Introduction to Big Data for Practitioners is a two-day course in Big Data technologies designed for end users of Big Data – Data Scientists, analysts, and technical managers. When you have competed this course you will be ready to tackle big data problems using a variety of different, powerful technologies.
Who is this class for?
- System architects
- Data scientists
- Technical Managers
What skills are required?
- Understanding or relational technologies, SQL, and data management
- Understanding of data analysis and business analysis
What does this class cover?
- Big Data concepts – intention, history, current state, product family
- Business drivers – what is driving this market and how is this technology being used.
- And overview of Hadoop
- The Hadoop Distributed File System
- How Hadoop processes data
- Storing and managing data using HDFS
- Using Pig to process and analyze data
- Using Hive to process and analyze data
- Using HBase to store data
- Using Hue to build and manage your data processing tasks
- Using Sqoop to transfer data to and from HDFS/HBase and relational databases
What you will learn:
Once this training is completed, the students should be able to understand what “Big Data” means, the history, drivers, and technologies behind Hadoop.
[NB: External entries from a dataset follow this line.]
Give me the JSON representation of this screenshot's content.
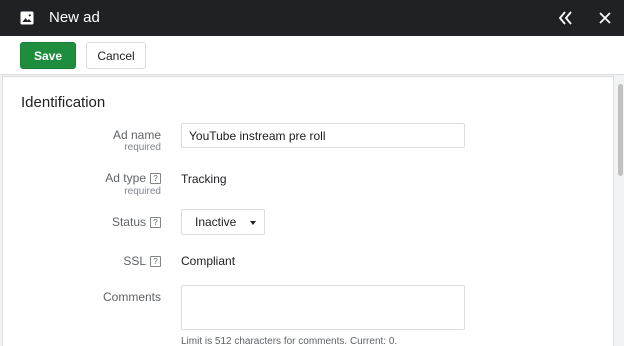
{
  "header": {
    "title": "New ad",
    "icons": {
      "ad": "image-icon",
      "collapse": "double-chevron-left-icon",
      "close": "close-icon"
    }
  },
  "toolbar": {
    "save_label": "Save",
    "cancel_label": "Cancel"
  },
  "colors": {
    "titlebar": "#202124",
    "save": "#1e8e3e",
    "card": "#ffffff",
    "background": "#f1f3f4"
  },
  "section": {
    "title": "Identification",
    "fields": {
      "ad_name": {
        "label": "Ad name",
        "sub": "required",
        "value": "YouTube instream pre roll"
      },
      "ad_type": {
        "label": "Ad type",
        "sub": "required",
        "value": "Tracking",
        "help": "?"
      },
      "status": {
        "label": "Status",
        "value": "Inactive",
        "help": "?"
      },
      "ssl": {
        "label": "SSL",
        "value": "Compliant",
        "help": "?"
      },
      "comments": {
        "label": "Comments",
        "value": "",
        "hint": "Limit is 512 characters for comments. Current: 0."
      }
    }
  }
}
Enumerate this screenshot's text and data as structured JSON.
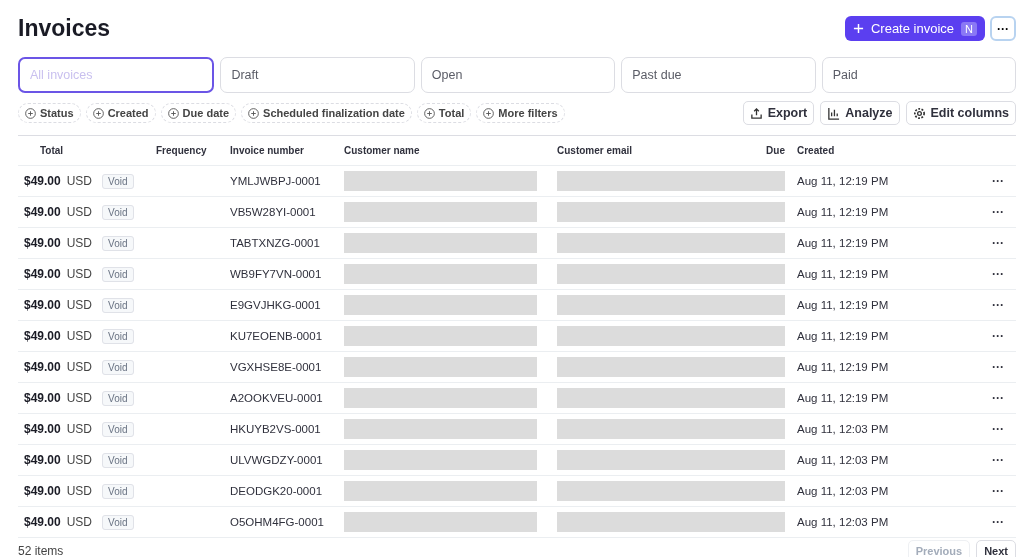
{
  "title": "Invoices",
  "actions": {
    "create": {
      "label": "Create invoice",
      "shortcut": "N"
    },
    "more": "···"
  },
  "tabs": [
    {
      "label": "All invoices",
      "selected": true
    },
    {
      "label": "Draft",
      "selected": false
    },
    {
      "label": "Open",
      "selected": false
    },
    {
      "label": "Past due",
      "selected": false
    },
    {
      "label": "Paid",
      "selected": false
    }
  ],
  "filters": [
    "Status",
    "Created",
    "Due date",
    "Scheduled finalization date",
    "Total",
    "More filters"
  ],
  "toolbar": [
    {
      "kind": "export",
      "label": "Export"
    },
    {
      "kind": "analyze",
      "label": "Analyze"
    },
    {
      "kind": "columns",
      "label": "Edit columns"
    }
  ],
  "table": {
    "columns": [
      "Total",
      "Frequency",
      "Invoice number",
      "Customer name",
      "Customer email",
      "Due",
      "Created"
    ],
    "rows": [
      {
        "amount": "$49.00",
        "currency": "USD",
        "status": "Void",
        "number": "YMLJWBPJ-0001",
        "created": "Aug 11, 12:19 PM",
        "menu": "···"
      },
      {
        "amount": "$49.00",
        "currency": "USD",
        "status": "Void",
        "number": "VB5W28YI-0001",
        "created": "Aug 11, 12:19 PM",
        "menu": "···"
      },
      {
        "amount": "$49.00",
        "currency": "USD",
        "status": "Void",
        "number": "TABTXNZG-0001",
        "created": "Aug 11, 12:19 PM",
        "menu": "···"
      },
      {
        "amount": "$49.00",
        "currency": "USD",
        "status": "Void",
        "number": "WB9FY7VN-0001",
        "created": "Aug 11, 12:19 PM",
        "menu": "···"
      },
      {
        "amount": "$49.00",
        "currency": "USD",
        "status": "Void",
        "number": "E9GVJHKG-0001",
        "created": "Aug 11, 12:19 PM",
        "menu": "···"
      },
      {
        "amount": "$49.00",
        "currency": "USD",
        "status": "Void",
        "number": "KU7EOENB-0001",
        "created": "Aug 11, 12:19 PM",
        "menu": "···"
      },
      {
        "amount": "$49.00",
        "currency": "USD",
        "status": "Void",
        "number": "VGXHSE8E-0001",
        "created": "Aug 11, 12:19 PM",
        "menu": "···"
      },
      {
        "amount": "$49.00",
        "currency": "USD",
        "status": "Void",
        "number": "A2OOKVEU-0001",
        "created": "Aug 11, 12:19 PM",
        "menu": "···"
      },
      {
        "amount": "$49.00",
        "currency": "USD",
        "status": "Void",
        "number": "HKUYB2VS-0001",
        "created": "Aug 11, 12:03 PM",
        "menu": "···"
      },
      {
        "amount": "$49.00",
        "currency": "USD",
        "status": "Void",
        "number": "ULVWGDZY-0001",
        "created": "Aug 11, 12:03 PM",
        "menu": "···"
      },
      {
        "amount": "$49.00",
        "currency": "USD",
        "status": "Void",
        "number": "DEODGK20-0001",
        "created": "Aug 11, 12:03 PM",
        "menu": "···"
      },
      {
        "amount": "$49.00",
        "currency": "USD",
        "status": "Void",
        "number": "O5OHM4FG-0001",
        "created": "Aug 11, 12:03 PM",
        "menu": "···"
      }
    ]
  },
  "footer": {
    "count": "52 items",
    "previous": {
      "label": "Previous",
      "disabled": true
    },
    "next": {
      "label": "Next",
      "disabled": false
    }
  }
}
They will become familiar with the Hadoop Distributed File System (HDFS) and become able to manage HDFS data. They students will understand the concepts of MapReduce and will be able to browse MapReduce jobs with the job tracker Web UI. Furthermore, the students will be able to understand how to use Pig and Hive for managing data within the Hadoop system. The students will understand the NoSQL database paradigm and learn how to use HBase for efficient data storage. They will learn how to integrate existing data into Hadoop using Sqoop. The student will understand how to use Hue to perform most of the tasks that they have just learned. Finally, the students will come out of the class with the understanding of the bigger picture of what Hadoop and Big data encompass: not just data management and access, but how to solve problems.